Mortelle Randonnée, le collectif audacieux de Toulouse, frappe un grand coup avec La Reine Uphone. Cet album, dont le titre se dévoile comme un jeu de mots renversant (No Funeral en verlan), est bien plus qu’un simple hommage à Carla Bley, l’icône du jazz libre récemment disparue. C’est un cabinet de curiosités sonores où se croisent le rock pataphysique, des chansons avant-pop et un jazz déviant, le tout sublimé par une liberté artistique contagieuse.
Mortelle Randonnée, c’est avant tout une équipe de créateurs inclassables : Sébastien Cirotteau (trompette, claviers, voix), Andy Lévêque (saxophone alto, flûte, basse), Benjamin Glibert (guitare électrique, percussions, voix), Clem Thomas (batterie, ukulélé, voix), et Karen Mantler, chanteuse américaine et fille de Carla Bley, qui prête sa voix sur plusieurs titres. Ensemble, ils revisitent et transfigurent l’esprit de Bley, non pas en la copiant, mais en s’inspirant de son amour pour l’expérimentation.
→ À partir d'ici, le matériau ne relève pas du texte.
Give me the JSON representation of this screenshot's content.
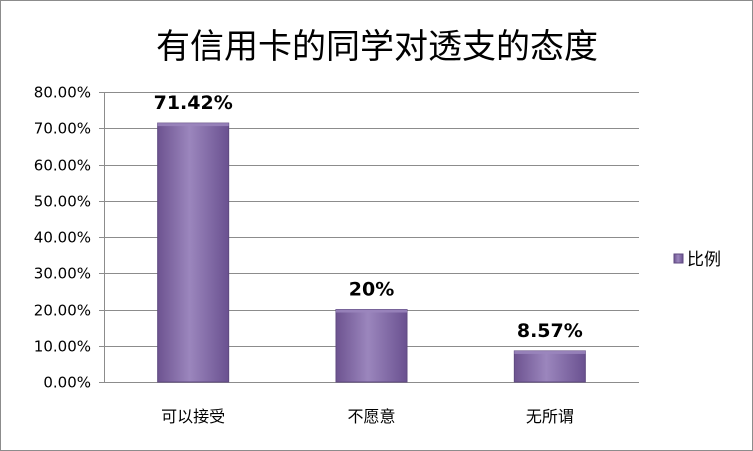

Les dix titres de l’album, tels des chapitres d’un abécédaire musical décalé, explorent des univers éclectiques : un cauchemar électronique, une aventure dans un multivers peuplé d’ânes atonals, ou encore des rencontres avec des oiseaux caucasiens imaginaires. Chaque morceau est une invitation à la découverte, une pièce de puzzle contribuant à un kaléidoscope sonore éblouissant.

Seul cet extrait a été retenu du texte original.